When the district would not relent, Kirk and Kristen filed suit, with the help of homeschool graduate and HSLDA lawyer Peter Kamakawiwoole.

When Courts Need Supervising

The trial court ruled in favor of the school district. This is not unusual, in my experience. We have often had to bring our cases to a higher court.

For example, Valerie Bradley was prosecuted in Ohio because she turned in her homeschool paperwork after classes at the local school had begun. Even though she expeditiously got her notice in, the school charged her with the serious misdemeanor crime of contributing to the delinquency of her son—who scored in the 97th percentile—based on the so-called absences he accrued while she completed his year-end assessment.

The trial court convicted her—but suspended all sentences and fines. At the first level of appeal, that judge reduced the charge to simple truancy, but convicted her of that—again suspending the fine.

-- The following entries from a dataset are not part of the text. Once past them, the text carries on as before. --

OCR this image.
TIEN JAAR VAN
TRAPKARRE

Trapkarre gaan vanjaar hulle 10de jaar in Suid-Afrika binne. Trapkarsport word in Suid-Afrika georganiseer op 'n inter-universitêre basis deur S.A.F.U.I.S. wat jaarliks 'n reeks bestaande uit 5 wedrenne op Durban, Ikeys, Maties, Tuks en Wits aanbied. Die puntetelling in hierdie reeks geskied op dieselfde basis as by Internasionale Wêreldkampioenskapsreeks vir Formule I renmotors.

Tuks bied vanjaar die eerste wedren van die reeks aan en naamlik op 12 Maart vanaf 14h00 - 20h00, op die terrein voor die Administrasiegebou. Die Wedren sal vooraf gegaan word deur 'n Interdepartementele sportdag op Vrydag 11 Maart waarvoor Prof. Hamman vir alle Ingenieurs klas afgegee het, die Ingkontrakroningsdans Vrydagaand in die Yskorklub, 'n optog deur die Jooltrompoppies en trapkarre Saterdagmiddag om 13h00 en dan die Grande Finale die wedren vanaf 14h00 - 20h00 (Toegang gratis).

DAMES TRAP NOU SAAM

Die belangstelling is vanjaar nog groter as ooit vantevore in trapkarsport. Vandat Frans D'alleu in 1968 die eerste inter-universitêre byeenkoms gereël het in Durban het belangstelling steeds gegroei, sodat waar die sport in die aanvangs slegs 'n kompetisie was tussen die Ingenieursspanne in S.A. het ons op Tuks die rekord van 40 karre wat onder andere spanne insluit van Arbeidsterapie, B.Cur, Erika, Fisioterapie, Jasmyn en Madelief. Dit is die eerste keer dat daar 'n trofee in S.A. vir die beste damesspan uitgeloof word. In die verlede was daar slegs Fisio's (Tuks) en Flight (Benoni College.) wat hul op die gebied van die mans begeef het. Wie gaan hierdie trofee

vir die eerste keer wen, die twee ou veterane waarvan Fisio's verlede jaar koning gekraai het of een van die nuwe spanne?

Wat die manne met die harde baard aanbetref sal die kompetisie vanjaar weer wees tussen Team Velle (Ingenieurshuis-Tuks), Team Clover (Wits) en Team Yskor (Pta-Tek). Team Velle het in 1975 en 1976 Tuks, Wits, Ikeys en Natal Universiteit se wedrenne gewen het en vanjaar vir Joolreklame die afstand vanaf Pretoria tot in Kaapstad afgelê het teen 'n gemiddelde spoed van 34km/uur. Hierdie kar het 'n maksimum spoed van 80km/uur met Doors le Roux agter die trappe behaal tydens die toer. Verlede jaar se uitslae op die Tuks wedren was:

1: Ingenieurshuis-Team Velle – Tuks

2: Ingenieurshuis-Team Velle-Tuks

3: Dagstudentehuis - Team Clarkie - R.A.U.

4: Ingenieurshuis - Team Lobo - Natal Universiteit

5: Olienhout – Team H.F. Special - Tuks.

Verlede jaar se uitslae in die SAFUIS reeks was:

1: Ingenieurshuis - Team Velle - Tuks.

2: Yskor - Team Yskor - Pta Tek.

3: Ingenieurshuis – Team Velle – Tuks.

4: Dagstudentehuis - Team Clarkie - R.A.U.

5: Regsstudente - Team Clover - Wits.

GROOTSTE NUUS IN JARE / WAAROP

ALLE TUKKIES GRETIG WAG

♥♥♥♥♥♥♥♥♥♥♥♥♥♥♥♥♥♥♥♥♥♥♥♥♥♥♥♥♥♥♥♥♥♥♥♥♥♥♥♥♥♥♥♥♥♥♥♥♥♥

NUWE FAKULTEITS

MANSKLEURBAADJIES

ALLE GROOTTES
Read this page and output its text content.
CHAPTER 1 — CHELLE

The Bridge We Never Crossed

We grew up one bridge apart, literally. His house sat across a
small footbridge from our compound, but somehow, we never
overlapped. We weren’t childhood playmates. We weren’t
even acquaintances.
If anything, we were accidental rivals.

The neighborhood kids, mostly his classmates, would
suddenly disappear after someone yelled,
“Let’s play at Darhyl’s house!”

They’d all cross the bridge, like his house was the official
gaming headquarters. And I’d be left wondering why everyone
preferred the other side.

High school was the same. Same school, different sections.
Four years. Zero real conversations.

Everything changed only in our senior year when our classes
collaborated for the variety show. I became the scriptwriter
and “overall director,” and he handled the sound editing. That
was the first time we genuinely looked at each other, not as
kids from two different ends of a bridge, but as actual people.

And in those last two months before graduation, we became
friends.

But the Ohio Court of Appeals reversed both lower courts, and Valerie’s conviction was thrown out. Common sense and a right understanding of the law prevailed.

Appealing to Higher Authority

In Kirk and Kristen’s case, after the local court held that the district had authority to do what it did, we first had to ask the Supreme Court of Virginia to hear their appeal. Peter Kamakawiwoole argued before a three-judge panel on October 30, 2019. The Supreme Court agreed to hear Kirk and Kristen’s appeal, and we filed our opening brief before Christmas. The school district responded, and we just filed our reply to the district.

Here is our opening paragraph:

Franklin County School Board has claimed the authority to add requirements to Virginia’s homeschool statute and threatened to prosecute the Sosebees for not following those additional requirements. The question before this Court is whether the General Assembly decides how families lawfully homeschool in Virginia, or whether a school board may add requirements to the statute according to its own local lights. In other words, is there one homeschooling law in Virginia, or 133—one for each school division in the Commonwealth?

To ask the question, we submit, is to answer it.

In the coming days we expect the Supreme Court to schedule oral argument, which this time will be in front of all seven justices.

Freedoms are eroded when government bodies are allowed to exceed their authority—through fear or complacency or a failure to understand that we the people are sovereign. We are not subjects.

Kirk and Kristen believe that. We at HSLDA believe that. We trust that you believe that too.